Uli Stielike lobt das Potenzial seiner Mannschaft, aber der Feind der undeutlichen Aussage ist nur gedämpft optimistisch. Mit Kuranyi, Hinkel und Lahm sind drei Talente schon zu A-Nationalspielern gereift, und mit Lauth und Broich fehlen zwei Leistungsträger verletzt. „Irgendwann kommt der Zeitpunkt, wo man den Substanzverlust nicht mehr auffangen kann“, weiß Stielike. Noch sei dieser nicht erreicht, aber Stielike sagt: „Viel darf nicht mehr passieren.“

Die Hiobsbotschaften indes reißen nicht ab aus Alzey, einem kleinen Städtchen in Rheinhessen, in dem der deutsche Tross sein Lager aufgeschlagen hat. Markus Feulner wird gegen die Schweiz definitiv ausfallen, und auch Alexander Madlungs Einsatz ist ungewiss. Die Stimmung unter den Spielern aber ist ungebrochen gut. Dazu trägt vor allem Lukas Podolski bei, genannt „Prinz Poldi“, ein spaßiger Geist, der nicht nur auf dem Platz immer geradeaus geht. „Gleisch fliegt deine Kamera in die Luft, wenn du weiter so wild drückst“, poldite der Jüngste im Kader einem Fotografen in reinstem Kölsch entgegen.

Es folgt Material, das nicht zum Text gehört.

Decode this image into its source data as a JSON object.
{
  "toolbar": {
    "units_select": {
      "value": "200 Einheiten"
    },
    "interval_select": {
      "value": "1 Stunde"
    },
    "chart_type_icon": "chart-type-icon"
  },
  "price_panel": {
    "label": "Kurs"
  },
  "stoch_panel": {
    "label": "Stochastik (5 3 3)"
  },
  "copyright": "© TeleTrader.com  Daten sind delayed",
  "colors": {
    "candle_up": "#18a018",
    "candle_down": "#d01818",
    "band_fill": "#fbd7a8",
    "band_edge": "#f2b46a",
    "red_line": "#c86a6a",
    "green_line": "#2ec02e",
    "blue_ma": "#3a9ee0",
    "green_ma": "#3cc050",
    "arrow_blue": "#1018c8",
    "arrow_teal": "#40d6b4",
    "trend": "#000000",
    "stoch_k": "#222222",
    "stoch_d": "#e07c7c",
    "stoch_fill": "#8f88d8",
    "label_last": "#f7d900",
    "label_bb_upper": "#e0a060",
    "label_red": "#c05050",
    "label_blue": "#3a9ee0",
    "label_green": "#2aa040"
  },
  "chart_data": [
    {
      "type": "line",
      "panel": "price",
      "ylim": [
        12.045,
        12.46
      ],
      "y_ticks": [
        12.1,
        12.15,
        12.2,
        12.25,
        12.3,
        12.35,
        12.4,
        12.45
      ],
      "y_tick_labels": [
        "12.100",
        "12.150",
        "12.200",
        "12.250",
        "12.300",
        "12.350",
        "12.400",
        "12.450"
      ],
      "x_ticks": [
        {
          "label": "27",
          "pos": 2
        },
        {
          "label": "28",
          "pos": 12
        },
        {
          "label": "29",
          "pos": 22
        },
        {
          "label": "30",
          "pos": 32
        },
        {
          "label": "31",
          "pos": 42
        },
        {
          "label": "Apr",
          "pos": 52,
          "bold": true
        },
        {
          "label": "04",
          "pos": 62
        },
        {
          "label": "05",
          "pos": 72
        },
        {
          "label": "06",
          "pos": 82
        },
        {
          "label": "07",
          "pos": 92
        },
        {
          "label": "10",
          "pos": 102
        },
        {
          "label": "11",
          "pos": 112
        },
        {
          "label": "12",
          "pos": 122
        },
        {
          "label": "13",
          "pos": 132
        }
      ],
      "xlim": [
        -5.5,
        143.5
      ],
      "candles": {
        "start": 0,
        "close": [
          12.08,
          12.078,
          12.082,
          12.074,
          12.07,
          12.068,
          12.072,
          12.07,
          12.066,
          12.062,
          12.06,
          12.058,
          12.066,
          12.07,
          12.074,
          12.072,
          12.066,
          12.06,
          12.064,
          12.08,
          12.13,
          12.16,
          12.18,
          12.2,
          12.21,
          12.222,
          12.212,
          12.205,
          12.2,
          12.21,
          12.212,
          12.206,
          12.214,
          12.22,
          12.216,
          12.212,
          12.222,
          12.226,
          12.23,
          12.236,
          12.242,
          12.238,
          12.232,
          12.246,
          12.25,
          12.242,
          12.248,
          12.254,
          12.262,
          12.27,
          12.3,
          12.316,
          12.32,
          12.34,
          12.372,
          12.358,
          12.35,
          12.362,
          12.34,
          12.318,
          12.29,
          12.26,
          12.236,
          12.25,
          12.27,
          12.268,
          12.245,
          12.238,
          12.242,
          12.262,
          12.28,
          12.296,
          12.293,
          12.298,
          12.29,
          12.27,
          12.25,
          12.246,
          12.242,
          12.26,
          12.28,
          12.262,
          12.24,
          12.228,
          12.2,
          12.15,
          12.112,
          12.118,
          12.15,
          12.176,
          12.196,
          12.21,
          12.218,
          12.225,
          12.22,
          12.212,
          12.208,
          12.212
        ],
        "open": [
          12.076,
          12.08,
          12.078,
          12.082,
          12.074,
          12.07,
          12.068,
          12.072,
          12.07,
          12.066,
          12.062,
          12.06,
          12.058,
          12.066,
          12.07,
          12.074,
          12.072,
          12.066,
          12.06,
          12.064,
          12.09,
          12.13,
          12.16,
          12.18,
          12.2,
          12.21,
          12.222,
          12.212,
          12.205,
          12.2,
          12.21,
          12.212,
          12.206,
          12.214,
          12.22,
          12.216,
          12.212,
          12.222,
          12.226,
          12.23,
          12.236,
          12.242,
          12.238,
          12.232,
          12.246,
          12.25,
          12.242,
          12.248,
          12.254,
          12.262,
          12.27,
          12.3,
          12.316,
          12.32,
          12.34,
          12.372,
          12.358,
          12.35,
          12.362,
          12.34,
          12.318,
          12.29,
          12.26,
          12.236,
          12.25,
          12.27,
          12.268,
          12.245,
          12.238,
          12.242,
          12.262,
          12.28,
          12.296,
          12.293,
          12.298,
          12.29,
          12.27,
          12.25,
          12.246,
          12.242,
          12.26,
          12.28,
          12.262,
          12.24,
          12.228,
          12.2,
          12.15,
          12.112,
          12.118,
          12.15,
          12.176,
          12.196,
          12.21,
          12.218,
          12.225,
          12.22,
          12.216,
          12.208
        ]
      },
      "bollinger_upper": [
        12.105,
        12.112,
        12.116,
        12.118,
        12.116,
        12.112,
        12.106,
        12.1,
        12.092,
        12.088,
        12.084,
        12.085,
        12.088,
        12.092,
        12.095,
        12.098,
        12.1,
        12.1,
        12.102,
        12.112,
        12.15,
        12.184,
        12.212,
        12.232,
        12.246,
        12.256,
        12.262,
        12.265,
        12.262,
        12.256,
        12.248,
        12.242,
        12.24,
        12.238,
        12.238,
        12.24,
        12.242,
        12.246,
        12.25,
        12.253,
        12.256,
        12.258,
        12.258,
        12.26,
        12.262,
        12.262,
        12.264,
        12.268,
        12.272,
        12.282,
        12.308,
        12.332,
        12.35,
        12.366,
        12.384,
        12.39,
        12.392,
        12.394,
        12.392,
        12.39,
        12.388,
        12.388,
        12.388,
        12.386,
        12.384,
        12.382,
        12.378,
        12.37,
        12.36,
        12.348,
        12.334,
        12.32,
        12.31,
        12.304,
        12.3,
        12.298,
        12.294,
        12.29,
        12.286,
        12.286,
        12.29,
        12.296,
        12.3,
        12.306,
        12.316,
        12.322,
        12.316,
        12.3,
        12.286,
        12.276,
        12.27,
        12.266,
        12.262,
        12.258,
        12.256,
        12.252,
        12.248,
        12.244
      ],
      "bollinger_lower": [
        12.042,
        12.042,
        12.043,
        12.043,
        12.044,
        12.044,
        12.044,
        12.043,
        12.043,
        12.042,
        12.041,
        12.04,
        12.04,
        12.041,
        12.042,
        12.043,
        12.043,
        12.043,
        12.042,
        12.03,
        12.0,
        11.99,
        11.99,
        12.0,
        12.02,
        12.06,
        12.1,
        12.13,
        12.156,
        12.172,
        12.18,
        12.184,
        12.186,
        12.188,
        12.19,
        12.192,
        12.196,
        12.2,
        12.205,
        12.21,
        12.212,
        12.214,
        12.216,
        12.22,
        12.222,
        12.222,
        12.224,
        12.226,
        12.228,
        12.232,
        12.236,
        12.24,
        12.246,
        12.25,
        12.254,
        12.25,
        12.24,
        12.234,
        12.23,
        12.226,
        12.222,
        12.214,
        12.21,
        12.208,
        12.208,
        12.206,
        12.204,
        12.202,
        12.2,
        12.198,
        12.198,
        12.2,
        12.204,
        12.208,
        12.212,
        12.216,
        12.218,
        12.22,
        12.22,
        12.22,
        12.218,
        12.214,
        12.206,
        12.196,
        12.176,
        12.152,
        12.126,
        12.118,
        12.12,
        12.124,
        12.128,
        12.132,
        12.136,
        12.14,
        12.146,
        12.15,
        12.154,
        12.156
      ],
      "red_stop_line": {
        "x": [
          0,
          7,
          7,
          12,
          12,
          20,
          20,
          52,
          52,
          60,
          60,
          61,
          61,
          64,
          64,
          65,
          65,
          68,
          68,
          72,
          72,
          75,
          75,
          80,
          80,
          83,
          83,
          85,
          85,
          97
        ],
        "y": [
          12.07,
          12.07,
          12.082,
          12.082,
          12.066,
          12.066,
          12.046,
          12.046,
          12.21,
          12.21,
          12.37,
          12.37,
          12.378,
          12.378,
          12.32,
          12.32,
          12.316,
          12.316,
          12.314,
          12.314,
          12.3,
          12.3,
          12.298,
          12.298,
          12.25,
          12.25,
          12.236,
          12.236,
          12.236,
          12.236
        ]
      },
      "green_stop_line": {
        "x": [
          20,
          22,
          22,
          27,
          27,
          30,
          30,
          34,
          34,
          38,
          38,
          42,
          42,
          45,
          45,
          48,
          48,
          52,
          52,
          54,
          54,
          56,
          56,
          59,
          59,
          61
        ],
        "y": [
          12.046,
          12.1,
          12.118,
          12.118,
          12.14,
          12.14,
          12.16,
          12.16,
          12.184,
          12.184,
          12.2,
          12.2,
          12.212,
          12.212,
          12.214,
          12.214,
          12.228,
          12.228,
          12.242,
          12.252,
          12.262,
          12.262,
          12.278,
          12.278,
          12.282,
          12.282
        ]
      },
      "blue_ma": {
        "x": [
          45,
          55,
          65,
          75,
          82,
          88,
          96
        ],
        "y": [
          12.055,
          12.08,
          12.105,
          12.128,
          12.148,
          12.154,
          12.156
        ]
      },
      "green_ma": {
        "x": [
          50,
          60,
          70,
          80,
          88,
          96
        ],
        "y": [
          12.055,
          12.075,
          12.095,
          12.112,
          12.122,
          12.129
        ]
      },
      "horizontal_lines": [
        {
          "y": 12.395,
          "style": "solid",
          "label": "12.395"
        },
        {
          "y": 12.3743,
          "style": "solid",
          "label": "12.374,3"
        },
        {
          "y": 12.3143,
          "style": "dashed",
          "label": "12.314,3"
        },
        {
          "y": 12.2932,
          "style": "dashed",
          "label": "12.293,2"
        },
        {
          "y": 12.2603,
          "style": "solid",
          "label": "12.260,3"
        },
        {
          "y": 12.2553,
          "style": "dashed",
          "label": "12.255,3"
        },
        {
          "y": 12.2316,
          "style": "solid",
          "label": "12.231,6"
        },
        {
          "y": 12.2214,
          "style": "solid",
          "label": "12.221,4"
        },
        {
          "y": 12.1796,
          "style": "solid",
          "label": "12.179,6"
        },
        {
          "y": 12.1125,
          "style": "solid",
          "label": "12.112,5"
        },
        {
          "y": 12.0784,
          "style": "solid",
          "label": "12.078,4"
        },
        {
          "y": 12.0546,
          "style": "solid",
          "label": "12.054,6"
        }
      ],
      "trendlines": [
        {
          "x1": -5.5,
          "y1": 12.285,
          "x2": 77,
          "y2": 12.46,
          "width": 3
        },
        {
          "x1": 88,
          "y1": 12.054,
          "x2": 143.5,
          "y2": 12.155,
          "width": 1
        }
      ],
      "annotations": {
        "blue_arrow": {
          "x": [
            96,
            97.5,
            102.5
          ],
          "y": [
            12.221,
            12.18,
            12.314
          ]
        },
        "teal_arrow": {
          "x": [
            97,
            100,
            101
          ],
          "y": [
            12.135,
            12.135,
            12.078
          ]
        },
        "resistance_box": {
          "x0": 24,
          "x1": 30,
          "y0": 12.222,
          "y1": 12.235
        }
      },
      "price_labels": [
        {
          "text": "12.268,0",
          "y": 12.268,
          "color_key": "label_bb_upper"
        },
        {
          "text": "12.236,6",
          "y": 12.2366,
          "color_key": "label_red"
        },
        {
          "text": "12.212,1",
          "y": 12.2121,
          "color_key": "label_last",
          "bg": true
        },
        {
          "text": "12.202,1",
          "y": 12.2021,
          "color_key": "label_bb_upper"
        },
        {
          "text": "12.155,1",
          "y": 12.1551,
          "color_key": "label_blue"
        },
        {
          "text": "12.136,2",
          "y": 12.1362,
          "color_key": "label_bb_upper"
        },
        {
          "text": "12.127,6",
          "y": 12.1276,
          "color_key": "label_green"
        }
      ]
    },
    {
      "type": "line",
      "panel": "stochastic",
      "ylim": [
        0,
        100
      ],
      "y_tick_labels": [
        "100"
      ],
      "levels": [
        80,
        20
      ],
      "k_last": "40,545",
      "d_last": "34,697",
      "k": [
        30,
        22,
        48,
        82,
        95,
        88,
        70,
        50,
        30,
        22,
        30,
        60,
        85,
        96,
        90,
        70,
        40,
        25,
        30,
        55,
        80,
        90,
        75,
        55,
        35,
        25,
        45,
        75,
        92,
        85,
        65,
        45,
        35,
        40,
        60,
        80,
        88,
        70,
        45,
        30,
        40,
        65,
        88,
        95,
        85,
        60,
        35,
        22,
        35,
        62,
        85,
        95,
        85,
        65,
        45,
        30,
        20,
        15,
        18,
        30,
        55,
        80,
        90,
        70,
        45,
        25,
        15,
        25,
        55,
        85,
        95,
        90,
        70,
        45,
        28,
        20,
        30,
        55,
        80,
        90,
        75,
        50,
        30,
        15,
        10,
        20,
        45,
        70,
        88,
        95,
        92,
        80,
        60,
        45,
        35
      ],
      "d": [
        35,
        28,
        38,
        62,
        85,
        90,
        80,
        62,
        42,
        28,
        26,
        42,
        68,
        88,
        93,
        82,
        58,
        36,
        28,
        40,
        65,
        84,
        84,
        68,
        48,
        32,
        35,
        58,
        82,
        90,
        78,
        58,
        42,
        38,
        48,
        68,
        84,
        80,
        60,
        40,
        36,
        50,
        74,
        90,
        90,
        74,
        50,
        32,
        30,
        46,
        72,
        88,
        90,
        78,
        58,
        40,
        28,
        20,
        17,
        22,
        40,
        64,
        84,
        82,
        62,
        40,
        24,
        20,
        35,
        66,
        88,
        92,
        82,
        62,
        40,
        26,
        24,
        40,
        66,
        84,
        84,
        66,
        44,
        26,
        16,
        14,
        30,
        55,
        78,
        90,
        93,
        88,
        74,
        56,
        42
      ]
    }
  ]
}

Der 18-Jährige, der in 19 Bundesligaspielen 10 Tore für den FC geschossen hat, verkörpert eine Unbekümmertheit, die nicht nur Stielikes Elf zugute kommen könnte. Rudi Völler stachelte den Ehrgeiz der 22 Nominierten an, als er einen Platz in seinem 23er-EM-Kader frei ließ; und es wäre keine Überraschung, wenn Podolski auch in Portugal dabei wäre. Uli Stielike hält es sogar für möglich, dass noch „der ein oder andere mehr“ aus seinem Talenteschuppen den Sprung auf die ganz große Bühne schafft. Schließlich habe Rudi Völlers Auswahl noch drei Spiele und viele harte Trainingseinheiten zu absolvieren. Bastian Schweinsteiger vom FC Bayern wäre sicher ein Kandidat. Spätestens bei der WM 2006 im eigenen Lande sollen aber nicht nur Schweinsteiger und Podolski im A-Team stehen.